Answer: Medicare has a Physician Fee Schedule Data Base that delineates which surgical services can be billed with an assistant at surgery under specific circumstances but other payers don't, making it a challenge to get them to fork over appropriate reimbursement.
To answer your question, this policy is correct. In general, Medicare will not pay an assistant surgical fee to a physician if he in fact has performed a major surgical procedure at the same sitting, even if the surgical procedure warrants an assistant but this rule does not apply to co-surgeons.
In this case, each physician should bill as co-surgeons, individually submitting claims for 51597 (Pelvic exenteration, complete, for vesical, prostatic or urethral malignancy, with removal of bladder and ureteral transplantations, with or without hysterectomy and/or abdominoperineal resection of rectum and colon and colostomy, or any combination thereof) with modifier -62 (Two surgeons), because one surgeon performed the exenteration and the other performed the ileal conduit. The ileal conduit is bundled into code 51597 and can't be unbundled and separately billed.

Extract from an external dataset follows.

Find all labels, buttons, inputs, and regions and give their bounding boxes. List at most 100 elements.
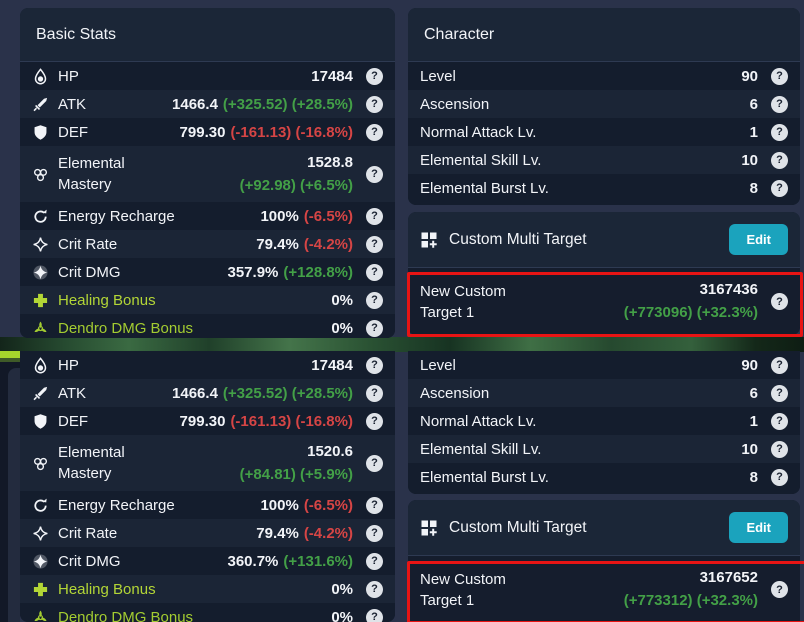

The bilateral lymphadenectomy (38770-50) is not included in the definition of 51597 nor is 38770 bundled into the CPT code, which means it should be reported and paid separately. For Medicare and other carriers, the following coding scenarios correctly represent the procedures you described above:
The surgeon bills 51597-62 and 38770-50, and the co-surgeon bills 51597-62 and 38770-50-80 to indicate that the co-surgeon acted as an assistant for the lymphadenectomy.
The surgeon bills 51597 and 38770-50, and the co-surgeon bills 51597-80 and 38770-50-80.